The Amazon Trail - Poor Me

The Amazon Trail

Poor Me

          My sweetheart and I are on extreme ends of the country right now, for very practical and very temporary reasons. I’m trying to keep the house clean, the animals content without their adored other person, and feed myself.

          Last year I had treatments that released me from my allergy to corn products. I can go wild foraging in previously verboten aisles of the food co-op. If I so choose, I can have breakfast, lunch and dinner at McDonalds. I could eat nothing but popcorn and ice cream made of corn syrup. But without my sweetheart, I have no appetite.

          She is an outstanding cook. It’s certainly not the only reason I am heartsick without her, but when she takes out her beloved mom’s recipe book and whips up Pork Chops Liegoise with gruyere cheese and Dijon mustard, or her amazing Bread Pudding recipe, redolent of cinnamon and vanilla, which appears in The Butch Cook Book, I am so happy I get all teary-eyed.

          On my own it’s ramen noodles with frozen turnip greens and diced turnips (two nights ago) or matzos with butter (last night). For the first week and a half she was gone I ate a bean soup I made with the recipe on the Bob’s Red Mill dried bean package.  One night I took two pieces of two-week old rosemary sourdough we brought home from a restaurant, added cheddar cheese, stuck it in the microwave and immediately forgot it. Later, I gnawed what I could of my rock hard dinner. The next day I made an appointment with the dentist to replace the filling I broke on that bread. It was one expensive doggy bag, but the actual doggy delighted in it. I may apply for a pet food patent: “Doggy Bag Cheese Bread.”

          My thrill, on this lone Valentine’s Day, consisted of an iced tea and a soft serve cone at McDonalds. I stopped there on my way home from the dentist’s office after dental emergency number two. I’d eaten muesli at breakfast – something healthy – and a crown came off.

On the other coast, my sweetheart eats prepackaged oatmeal for supper. I found a box of 50 at the restaurant supply store and send a few each week in a care package. Fifty? she’s going to say when she finds out. They come in flavors: maple and brown sugar, apple and cinnamon, cinnamon and spices and just plain oatmeal. Hmm, sounds good. Maybe I’ll have one for dinner tonight.

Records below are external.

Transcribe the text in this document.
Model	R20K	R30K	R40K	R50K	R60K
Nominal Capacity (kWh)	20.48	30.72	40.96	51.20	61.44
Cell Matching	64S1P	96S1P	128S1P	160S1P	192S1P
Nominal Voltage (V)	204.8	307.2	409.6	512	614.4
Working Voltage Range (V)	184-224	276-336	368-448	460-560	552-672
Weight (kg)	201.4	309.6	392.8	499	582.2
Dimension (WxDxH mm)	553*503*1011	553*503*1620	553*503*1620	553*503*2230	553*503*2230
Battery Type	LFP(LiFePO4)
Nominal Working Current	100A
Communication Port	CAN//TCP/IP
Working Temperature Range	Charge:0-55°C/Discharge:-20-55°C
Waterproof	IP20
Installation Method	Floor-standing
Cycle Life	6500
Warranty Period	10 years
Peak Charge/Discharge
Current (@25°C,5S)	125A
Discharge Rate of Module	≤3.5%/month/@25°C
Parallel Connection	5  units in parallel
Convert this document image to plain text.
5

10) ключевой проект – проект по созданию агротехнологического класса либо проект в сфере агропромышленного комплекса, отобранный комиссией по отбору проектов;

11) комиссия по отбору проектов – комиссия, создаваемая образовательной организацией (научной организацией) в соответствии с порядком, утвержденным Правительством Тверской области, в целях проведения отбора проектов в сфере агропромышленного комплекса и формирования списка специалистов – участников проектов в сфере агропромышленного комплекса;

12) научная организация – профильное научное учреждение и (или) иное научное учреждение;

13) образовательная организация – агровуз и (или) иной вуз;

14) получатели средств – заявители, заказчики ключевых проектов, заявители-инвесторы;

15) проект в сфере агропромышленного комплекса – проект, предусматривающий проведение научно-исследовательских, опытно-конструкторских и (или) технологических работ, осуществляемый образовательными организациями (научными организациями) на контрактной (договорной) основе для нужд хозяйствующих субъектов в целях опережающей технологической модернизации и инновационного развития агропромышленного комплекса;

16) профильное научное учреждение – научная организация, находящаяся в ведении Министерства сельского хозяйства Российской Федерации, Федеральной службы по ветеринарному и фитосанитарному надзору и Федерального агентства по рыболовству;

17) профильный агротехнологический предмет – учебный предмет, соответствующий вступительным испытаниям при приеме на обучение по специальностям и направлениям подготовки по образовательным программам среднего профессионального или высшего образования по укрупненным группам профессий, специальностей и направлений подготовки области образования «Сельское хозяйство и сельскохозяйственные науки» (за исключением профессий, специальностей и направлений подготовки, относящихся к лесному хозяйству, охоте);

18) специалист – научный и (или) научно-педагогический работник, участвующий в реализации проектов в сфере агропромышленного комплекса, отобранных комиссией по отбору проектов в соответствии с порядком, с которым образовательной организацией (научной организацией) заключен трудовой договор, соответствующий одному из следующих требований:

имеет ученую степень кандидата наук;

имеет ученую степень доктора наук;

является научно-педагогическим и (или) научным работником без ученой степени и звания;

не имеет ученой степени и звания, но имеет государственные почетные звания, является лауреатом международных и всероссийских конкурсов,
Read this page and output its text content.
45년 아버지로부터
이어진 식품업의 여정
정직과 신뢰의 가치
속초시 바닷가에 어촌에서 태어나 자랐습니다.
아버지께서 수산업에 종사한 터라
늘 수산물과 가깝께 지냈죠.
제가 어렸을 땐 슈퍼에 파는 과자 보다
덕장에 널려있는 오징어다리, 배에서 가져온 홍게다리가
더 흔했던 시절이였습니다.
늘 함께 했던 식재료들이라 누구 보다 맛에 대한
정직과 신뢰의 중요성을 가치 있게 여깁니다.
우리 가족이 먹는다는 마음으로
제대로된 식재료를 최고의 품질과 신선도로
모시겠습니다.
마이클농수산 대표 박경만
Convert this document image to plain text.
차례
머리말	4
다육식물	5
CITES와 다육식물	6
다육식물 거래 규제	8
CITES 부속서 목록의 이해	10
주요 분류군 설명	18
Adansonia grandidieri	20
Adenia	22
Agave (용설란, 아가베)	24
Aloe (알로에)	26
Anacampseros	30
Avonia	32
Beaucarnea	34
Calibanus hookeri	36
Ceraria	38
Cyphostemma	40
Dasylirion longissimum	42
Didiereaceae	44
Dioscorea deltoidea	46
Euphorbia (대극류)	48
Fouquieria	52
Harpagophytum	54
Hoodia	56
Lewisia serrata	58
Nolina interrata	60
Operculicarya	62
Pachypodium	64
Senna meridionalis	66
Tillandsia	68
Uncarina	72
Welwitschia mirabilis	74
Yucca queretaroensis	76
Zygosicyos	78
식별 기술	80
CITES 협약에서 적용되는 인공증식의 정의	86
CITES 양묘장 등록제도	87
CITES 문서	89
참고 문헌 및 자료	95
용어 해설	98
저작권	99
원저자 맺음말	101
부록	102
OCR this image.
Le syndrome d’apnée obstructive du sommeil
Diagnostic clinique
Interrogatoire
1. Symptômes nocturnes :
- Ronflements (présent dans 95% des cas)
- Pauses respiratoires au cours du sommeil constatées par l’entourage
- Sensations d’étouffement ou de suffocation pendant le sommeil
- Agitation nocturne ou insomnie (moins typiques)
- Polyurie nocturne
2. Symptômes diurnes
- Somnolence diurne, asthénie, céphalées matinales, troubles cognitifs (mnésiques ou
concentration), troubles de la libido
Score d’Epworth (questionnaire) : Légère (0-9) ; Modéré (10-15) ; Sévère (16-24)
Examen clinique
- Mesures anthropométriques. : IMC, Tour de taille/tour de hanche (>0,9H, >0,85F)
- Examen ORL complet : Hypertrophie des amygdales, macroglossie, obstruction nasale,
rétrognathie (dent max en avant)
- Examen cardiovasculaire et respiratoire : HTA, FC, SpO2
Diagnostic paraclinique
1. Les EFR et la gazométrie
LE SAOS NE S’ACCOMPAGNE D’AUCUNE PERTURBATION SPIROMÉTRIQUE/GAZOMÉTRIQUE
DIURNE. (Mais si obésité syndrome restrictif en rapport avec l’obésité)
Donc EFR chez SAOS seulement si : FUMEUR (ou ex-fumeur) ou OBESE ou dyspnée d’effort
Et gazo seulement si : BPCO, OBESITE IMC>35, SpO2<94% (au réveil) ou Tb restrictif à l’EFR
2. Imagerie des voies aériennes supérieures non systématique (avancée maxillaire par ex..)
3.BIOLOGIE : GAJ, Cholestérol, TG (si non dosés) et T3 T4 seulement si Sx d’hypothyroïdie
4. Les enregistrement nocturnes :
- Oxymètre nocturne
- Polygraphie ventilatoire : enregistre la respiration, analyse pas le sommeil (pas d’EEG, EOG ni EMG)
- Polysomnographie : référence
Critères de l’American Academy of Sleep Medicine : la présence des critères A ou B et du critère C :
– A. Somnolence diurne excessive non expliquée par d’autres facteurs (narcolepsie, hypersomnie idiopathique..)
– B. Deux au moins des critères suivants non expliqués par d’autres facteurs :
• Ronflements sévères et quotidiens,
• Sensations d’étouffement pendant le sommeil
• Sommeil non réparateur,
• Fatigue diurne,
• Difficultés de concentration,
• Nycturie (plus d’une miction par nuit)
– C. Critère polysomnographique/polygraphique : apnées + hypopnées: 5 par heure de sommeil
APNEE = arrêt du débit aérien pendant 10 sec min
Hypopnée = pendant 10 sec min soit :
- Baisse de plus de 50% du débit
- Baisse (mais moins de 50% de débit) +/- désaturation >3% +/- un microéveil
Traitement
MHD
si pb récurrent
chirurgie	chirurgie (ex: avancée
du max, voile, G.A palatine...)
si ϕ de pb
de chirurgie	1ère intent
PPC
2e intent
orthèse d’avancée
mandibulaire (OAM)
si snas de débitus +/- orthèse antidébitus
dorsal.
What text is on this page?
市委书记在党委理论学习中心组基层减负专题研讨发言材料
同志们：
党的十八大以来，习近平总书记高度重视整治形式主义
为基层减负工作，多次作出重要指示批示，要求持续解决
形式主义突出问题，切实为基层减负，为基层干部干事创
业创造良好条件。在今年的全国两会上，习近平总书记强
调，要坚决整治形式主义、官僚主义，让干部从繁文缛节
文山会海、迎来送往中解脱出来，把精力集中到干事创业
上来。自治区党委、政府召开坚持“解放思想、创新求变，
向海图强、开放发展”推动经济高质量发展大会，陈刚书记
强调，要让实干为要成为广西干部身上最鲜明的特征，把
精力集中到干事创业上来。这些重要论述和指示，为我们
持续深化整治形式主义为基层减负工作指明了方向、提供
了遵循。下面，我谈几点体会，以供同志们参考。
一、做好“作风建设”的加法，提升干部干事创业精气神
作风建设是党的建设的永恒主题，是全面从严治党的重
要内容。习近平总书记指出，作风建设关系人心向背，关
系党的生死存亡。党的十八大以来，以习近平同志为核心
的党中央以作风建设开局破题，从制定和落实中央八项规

So food is not filling the void of Without Her, but I’m not going to starve to death. We talk on the phone at least once a day and the emails fly back and forth. Between times, when I’m not working at my job, or writing, or giving meds to the pets or seeing the dentist (three times now and another appointment coming up), she left me something to keep me company: a Kindle.

I should be one of those folks who say, it’s not the same as a book and, passionately, I love the feel of a book in my hands. Although I’m not likely to stop reading and collecting real paper books, these e-readers and tablets are the future. I don’t want to be run over in the digital stampede. There will be books and there will be electronic devices and possibly other mediums for stories. There were, after all, once no books at all, only oral tales.

My sweetheart could not have timed this gift better. After work, I settle at the kitchen table with some food-like concoction or other, and I drown out the pangs of missing her with stories from my Kindle. I avoid breaking the household bank by borrowing e-books from the library. (Confession: I did give her a great big cream-colored faux-fur throw to keep her company.)

       Holding a book is comforting and satisfying until the day when you’re reading and your hands get shooting pains and your finger joints ache. For a person with arthritis, a lesbian who wants to keep her hands nimble and functional, this basic Kindle is a little miracle. Hardcover books get heavier as I grow older. Holding a paperback open with one hand makes me wonder if the arthritis comes from doing just that since childhood. Holding a lightweight e-reader is sheer pleasure.

       And so, while she bravely eats her oatmeal across the continent, I fill my sweetheart-less days with work, find excitement in a Subway sandwich on Saturday nights Without Her, and plunge into the worlds where my little toy reader, light as popcorn, takes me.